How to avoid capturing variables in functions?

How can I avoid creating closures? I noticed that due to the Julia syntax/REPL I inadvertently create a lot of closures. Consider my typical workflow where code evolves from a unstructured script towards a more function based interface: I have a bunch of lines that do what they are supposed to, and then I want to encapsulate the task and create a clean interface. When I place the lines in a function I repeatedly forget some variables that either should be arguments to the function or computed from the arguments. Below is a minimal example that runs and returns 5:

function fun(x)
    a + x
end

a = 2

fun(3)

I forgot to make the a an argument. This runs fine now, but it will break in an other context. I thought the compiler should warn me about this? Isn’t this a step backwards?

Can I tell the function not to capture or the variable a not to be captured?

3 Likes

All you need to to is put your functions inside a module, which will prevent them from accessing globals from the REPL. Of course, any global variables inside the module will still be accessible, but those should be much easier to avoid.

6 Likes

There is also Traceur.jl which can be used to detect issues like this.

julia> a = 7
7

julia> @trace fun(3)
β”Œ Warning: uses global variable Main.a
β”” @ REPL[2]:1
β”Œ Warning: dynamic dispatch to Main.a + x
β”” @ REPL[2]:1
β”Œ Warning: fun returns Any
β”” @ REPL[2]:1
10
5 Likes

For the record, are you suggesting

module A
function fun(x)
    a + x
end
end

a = 2

using .A: fun

fun(3)

Followup: Is there something like using .A: * to bring all functions from a module? Or export * to export everything?

1 Like

using .A should bring all exported functions into the current namespace. export requires explicit naming of exported symbols.

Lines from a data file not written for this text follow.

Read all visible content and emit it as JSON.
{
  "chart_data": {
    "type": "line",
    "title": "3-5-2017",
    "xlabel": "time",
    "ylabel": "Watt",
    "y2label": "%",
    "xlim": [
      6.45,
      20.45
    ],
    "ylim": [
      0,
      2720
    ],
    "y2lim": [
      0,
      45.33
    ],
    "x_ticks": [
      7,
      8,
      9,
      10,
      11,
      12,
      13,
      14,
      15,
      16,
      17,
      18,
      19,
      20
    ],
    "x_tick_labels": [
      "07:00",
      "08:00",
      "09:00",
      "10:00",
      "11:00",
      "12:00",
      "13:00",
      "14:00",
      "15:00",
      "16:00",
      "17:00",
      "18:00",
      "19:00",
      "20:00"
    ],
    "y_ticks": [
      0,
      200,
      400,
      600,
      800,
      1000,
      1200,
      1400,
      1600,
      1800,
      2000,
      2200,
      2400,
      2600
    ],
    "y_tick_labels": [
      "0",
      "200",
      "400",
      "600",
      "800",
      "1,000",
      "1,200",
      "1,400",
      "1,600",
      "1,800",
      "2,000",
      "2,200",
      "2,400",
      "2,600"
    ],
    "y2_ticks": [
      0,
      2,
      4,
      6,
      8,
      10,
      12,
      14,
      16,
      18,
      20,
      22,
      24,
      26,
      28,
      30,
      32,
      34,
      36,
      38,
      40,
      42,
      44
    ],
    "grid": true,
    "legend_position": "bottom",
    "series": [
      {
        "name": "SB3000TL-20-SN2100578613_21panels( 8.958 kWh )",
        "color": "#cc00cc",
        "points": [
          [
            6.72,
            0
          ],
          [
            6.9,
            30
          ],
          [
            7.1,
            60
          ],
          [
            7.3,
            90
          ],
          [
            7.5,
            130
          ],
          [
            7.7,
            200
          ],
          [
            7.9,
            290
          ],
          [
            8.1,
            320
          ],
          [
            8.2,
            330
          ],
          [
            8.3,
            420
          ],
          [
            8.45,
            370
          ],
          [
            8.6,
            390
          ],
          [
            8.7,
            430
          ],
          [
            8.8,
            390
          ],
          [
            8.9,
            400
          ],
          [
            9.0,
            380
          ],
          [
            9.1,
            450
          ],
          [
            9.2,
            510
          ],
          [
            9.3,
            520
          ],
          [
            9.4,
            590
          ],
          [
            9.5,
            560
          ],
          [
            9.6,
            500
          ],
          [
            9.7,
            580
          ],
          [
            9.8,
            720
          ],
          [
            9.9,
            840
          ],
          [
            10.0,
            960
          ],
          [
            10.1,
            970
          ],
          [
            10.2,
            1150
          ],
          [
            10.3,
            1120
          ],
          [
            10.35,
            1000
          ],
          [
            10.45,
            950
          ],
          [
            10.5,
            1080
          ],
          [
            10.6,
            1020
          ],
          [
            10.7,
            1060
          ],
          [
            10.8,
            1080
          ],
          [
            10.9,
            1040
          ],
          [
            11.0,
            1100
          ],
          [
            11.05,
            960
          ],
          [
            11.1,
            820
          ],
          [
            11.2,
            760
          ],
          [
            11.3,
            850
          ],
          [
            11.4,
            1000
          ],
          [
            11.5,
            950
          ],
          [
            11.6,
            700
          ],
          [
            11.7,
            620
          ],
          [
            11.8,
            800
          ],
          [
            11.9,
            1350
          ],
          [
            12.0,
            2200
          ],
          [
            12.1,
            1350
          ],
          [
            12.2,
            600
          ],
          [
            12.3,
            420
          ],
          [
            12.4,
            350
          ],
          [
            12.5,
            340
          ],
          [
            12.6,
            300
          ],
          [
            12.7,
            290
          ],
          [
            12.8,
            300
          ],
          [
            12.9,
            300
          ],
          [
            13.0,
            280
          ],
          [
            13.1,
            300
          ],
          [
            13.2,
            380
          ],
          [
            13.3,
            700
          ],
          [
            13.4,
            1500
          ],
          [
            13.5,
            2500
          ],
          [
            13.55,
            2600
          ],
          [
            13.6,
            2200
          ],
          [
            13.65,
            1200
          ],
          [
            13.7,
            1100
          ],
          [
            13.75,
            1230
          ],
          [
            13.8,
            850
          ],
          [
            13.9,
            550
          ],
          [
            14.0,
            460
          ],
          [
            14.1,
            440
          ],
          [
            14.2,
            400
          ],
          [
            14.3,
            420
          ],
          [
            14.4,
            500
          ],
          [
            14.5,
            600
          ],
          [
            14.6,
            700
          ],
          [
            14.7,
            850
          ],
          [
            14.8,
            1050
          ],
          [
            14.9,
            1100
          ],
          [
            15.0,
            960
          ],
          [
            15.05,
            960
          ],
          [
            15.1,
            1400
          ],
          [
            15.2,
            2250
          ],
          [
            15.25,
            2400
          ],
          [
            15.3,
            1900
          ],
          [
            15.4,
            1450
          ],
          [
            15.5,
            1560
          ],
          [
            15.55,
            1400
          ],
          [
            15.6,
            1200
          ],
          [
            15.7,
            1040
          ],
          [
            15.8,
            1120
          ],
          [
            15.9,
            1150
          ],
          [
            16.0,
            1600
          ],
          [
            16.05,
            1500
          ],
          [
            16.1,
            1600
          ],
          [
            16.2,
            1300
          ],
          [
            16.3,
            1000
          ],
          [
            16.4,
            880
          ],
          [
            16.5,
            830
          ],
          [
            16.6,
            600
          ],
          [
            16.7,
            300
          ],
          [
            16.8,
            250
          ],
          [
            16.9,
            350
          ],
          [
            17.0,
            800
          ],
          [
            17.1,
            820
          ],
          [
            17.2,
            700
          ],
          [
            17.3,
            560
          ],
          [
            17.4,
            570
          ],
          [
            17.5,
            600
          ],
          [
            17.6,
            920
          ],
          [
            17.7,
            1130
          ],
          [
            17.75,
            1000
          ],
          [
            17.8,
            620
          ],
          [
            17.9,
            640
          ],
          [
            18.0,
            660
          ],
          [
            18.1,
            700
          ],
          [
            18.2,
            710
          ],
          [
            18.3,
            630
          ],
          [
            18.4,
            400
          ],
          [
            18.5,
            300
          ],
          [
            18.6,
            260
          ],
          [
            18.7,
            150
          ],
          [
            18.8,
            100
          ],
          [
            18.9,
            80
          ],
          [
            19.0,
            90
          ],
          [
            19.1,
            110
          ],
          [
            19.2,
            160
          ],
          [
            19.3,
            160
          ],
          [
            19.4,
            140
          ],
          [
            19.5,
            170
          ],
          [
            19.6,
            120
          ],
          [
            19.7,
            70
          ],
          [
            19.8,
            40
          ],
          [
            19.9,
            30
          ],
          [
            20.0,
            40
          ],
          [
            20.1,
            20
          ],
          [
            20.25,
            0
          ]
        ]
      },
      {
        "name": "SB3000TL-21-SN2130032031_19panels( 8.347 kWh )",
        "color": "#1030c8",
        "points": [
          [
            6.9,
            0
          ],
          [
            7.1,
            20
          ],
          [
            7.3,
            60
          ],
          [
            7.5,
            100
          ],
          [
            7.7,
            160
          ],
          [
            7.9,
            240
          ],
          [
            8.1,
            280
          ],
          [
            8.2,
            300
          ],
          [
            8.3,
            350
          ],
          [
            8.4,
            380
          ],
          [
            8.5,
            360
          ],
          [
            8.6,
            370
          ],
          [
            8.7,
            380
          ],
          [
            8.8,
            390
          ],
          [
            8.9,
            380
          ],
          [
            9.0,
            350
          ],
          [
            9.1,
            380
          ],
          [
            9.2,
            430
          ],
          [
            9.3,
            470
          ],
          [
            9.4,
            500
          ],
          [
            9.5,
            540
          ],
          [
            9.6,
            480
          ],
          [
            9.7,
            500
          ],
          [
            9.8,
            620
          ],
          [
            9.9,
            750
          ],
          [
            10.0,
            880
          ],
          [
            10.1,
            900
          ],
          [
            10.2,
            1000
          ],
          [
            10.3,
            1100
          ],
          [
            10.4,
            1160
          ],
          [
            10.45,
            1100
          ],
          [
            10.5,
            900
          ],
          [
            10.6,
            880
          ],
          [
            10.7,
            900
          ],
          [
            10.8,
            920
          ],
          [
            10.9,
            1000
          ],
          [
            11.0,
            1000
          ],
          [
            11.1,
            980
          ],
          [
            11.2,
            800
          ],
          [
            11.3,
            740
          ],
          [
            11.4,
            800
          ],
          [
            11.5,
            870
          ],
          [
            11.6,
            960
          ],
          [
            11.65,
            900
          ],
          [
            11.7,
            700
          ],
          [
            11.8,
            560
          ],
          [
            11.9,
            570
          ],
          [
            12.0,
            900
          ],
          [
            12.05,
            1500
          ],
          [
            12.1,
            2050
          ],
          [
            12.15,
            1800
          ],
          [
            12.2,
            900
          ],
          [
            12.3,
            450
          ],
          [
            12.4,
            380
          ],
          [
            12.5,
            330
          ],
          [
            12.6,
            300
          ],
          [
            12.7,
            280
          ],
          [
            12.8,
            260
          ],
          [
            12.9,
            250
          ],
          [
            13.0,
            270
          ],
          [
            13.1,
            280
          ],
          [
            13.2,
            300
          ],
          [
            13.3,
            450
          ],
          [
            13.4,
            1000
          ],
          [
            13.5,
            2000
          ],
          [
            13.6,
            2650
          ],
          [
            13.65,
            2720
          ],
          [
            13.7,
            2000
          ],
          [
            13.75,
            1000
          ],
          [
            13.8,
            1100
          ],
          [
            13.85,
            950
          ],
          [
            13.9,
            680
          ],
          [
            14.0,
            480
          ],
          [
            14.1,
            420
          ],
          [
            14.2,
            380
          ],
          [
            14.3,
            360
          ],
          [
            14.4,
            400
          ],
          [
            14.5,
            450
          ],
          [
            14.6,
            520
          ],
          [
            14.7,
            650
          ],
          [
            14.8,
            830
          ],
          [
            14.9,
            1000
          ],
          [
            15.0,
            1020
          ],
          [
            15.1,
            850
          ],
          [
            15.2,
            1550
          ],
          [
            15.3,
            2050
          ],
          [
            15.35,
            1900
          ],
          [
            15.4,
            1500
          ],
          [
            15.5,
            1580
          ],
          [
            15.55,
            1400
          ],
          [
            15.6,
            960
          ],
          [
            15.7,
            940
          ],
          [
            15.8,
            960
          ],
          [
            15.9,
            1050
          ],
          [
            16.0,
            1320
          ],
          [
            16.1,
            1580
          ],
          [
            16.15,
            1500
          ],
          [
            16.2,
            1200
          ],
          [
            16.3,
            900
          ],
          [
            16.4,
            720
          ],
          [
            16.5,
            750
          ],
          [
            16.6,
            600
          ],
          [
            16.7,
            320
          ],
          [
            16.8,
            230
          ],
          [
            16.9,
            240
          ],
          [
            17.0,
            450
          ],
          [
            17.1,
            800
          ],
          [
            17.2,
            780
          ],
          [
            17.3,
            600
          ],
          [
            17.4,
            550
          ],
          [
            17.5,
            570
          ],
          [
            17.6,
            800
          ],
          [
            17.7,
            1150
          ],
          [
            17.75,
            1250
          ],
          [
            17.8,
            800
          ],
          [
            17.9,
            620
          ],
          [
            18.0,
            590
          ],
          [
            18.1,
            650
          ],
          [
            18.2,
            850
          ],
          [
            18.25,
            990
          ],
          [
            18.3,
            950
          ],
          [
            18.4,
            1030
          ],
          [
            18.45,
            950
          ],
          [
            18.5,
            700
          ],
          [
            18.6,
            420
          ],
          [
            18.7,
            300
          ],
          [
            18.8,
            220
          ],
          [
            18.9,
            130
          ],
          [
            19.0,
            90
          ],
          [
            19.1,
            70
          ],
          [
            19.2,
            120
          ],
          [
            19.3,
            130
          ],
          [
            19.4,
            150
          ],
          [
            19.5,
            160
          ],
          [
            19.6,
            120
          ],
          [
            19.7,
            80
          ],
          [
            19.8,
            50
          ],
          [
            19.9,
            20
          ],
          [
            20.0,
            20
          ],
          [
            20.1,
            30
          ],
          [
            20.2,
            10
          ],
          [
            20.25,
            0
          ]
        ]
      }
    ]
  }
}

https://docs.julialang.org/en/v1/manual/modules/

2 Likes

Yeah, exactly. Running the code you provided results in:

julia> fun(3)
ERROR: UndefVarError: a not defined
Stacktrace:
 [1] fun(::Int64) at ./REPL[1]:3
 [2] top-level scope at none:0

which is presumably what you want in this case.

2 Likes

No, I don’t think so:

julia> module A
       b=1
       end
Main.A

julia> using .A

julia> b
ERROR: UndefVarError: b not defined

1 Like

You need to add export b to your module A for that to work.